The Met’s Glitzy, Glorious Turandot is back with a great Princess
The Metropolitan Opera’s 1987 production of Puccini’s Turandot is one of the two ”traditionalist” sacred cows left over from “when Franco Zeffirelli ruled the Met”; the other is La bohème. They are as reviled as they are adored: too busy, too gaudy, the sets and costumes smothering the music, but on the other hand, exquisite, ultra-realistic, glamorous, and keeping the “grand” in grand opera. One could argue that in the case of Bohème the story’s intimacy and small scale are bloated by the vast panoramas presented (the second act has over 300 people on stage), but it’s harder to dislike the Turandot, despite the same 300 (or more) people who wander in and out. True, one can only locate Liu in act one when she tumbles to the floor, and Calaf would be better off wearing Christmas lights, but it all works out for the best in the non-crowd scenes.
Zeffirelli’s attention to detail is astounding – the crowds who inhabit Legendary Peking are in the midst of a royal decree, an offstage beheading, a public display of cruel power, a life-and-death contest, a public suicide and a coronation. It’s a violent group who nonetheless feel pity for the victims of their bitter princess – the heads of her former lovers are right there, on spikes. A depiction of the rising of the moon hypnotizes them; the silent arrival of Turandot at the rear of the stage on a rising elevator dazzles them – and us. Wherever one looks there is energy and movement. The famous Riddle Scene – the second scene of act two – is as regal as it can get, all in brilliant silvers, whites and golds, with reflecting pools filled with lily pads and supernumeraries waving scarves. Those who have seen the production before this season may note some cutting back – at least 15 women with twirling umbrellas are gone and the reams of brightly colored fabric that were released with the answer to the third riddle have been eliminated. Neither effect is missed. Love it or hate it, the spectacle cannot be accused of being ineffective. It might momentarily blind you, but your mouth will be agape.
Thoroughly satisfying portrayal
And the Met’s current revival features singers who tackle their roles fearlessly and with great success. At the center is Christine Goerke, the eponymous anti-heroine, Turandot, who repeats her blazing performance of 2019 with even more security, rich tone and insight. She’s a stunning Turandot with a big and warm voice. She hurls B flats, B naturals and high Cs into the house with power and thrust and apparently no effort. She also manages to portray the ice princess’s morphing into a real, feeling person brilliantly in the opera’s final scene by darkening her low notes with trembling and fear. At the risk of starting a controversy, I’d have to put her Turandot on a par with Nilsson’s: when I recall the Turandots who have graced this production – Eva Marton, Gwyneth Jones, Jane Eaglan, Nina Stemme – they all come up short. Goerke’s is a thoroughly satisfying portrayal.

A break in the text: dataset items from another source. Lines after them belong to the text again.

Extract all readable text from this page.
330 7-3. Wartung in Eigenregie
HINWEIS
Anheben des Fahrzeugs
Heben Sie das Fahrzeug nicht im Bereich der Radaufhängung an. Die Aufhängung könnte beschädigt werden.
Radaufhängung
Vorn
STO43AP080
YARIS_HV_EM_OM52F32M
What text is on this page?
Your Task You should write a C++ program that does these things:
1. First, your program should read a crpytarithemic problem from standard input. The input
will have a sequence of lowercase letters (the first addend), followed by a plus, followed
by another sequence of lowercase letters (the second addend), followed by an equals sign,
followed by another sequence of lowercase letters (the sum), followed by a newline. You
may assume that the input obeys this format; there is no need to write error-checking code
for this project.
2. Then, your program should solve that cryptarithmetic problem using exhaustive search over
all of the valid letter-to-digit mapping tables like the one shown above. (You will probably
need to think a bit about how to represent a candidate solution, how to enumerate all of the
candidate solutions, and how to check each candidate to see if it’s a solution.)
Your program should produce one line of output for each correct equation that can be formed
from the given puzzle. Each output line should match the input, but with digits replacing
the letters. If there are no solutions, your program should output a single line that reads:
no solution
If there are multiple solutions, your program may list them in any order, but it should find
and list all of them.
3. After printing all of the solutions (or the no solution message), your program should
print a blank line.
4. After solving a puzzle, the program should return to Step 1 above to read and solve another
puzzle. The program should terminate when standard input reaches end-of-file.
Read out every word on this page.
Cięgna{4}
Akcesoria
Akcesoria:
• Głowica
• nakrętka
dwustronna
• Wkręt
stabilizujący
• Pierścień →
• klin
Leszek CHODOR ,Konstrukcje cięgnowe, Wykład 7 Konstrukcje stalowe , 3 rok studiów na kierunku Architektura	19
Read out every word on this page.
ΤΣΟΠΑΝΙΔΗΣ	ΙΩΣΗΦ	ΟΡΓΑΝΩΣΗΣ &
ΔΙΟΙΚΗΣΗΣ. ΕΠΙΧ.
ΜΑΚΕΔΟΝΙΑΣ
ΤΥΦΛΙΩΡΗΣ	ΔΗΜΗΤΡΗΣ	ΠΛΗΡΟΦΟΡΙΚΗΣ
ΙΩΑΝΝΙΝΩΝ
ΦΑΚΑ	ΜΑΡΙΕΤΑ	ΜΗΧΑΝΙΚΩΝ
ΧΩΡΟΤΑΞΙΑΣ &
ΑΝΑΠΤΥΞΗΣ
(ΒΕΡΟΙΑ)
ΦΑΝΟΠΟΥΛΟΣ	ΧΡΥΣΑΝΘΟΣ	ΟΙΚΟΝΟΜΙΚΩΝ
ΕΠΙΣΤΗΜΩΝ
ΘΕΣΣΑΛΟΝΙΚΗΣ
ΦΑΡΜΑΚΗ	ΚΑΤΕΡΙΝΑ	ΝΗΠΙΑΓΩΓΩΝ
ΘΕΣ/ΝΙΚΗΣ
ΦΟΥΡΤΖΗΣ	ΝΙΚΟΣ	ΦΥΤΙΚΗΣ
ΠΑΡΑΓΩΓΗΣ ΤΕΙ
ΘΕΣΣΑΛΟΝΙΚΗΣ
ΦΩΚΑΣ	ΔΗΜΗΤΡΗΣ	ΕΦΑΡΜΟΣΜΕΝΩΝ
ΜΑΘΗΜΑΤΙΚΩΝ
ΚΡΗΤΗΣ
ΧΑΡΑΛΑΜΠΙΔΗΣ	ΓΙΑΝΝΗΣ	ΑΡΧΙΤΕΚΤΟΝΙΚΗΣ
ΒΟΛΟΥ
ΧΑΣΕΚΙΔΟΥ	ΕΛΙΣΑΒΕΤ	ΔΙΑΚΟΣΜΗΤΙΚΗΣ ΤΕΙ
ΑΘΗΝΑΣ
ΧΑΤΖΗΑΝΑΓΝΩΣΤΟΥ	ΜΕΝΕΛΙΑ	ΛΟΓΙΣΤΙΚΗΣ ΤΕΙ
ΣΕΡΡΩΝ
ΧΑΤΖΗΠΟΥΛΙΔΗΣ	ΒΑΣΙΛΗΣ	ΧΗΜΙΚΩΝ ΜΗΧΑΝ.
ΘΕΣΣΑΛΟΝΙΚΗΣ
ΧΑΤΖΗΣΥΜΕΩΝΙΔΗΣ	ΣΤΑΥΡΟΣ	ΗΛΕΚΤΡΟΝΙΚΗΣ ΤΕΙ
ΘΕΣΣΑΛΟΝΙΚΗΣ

Tenor Yusef Eyvazov is fast becoming a Met favorite. He holds nothing back as Calaf, sings with passion and attention to the words, and if he is not really much of an actor, he at least never looks lost. The voice is a good size and has plenty of “ping”; he only gets into trouble when he pushes loud high notes and they whiten and fray. His “Nessun dorma” earned a well-deserved ovation. The lovely Michelle Bradley substituted for an indisposed Gabriella Reyes and she had the requisite floating B flats that make this sweet character so special in addition to what seemed like endless breath for Liu’s long lines. She surprised with true power in her final act aria. A deeply moving reading. Bass James Morris, now in his 51st year at the Met, sang Timur, Calaf’s father, with nobility and feeling, if not great vocal sheen; his sad exit left the house hushed.
Alex Lavrov, Tony Stevenson and Eric Ferring make a colorful and snidely sentimental/pragmatic Ping, Pang and Pong, characters whose stereotypical Chinoiserie will clearly have to be re-thought by future directors. The bowing, scraping and fan-twirling somehow doesn’t sit well anymore. Carlo Bosi sings the character tenor role of Emperor Altoum with more voice than most. Kevin Short‘s Mandarin was commanding.
Marco Armiliato led the gargantuan forces with power, and when required, tenderness, bringing out the exoticisms in Puccini’s score. The final duet, which includes Turandot’s “Il primo pianto” was properly engrossing.
This “Turandot” remains a grand spectacle, worthy of the opera itself, and the cast rightly earns the wild ovation it received.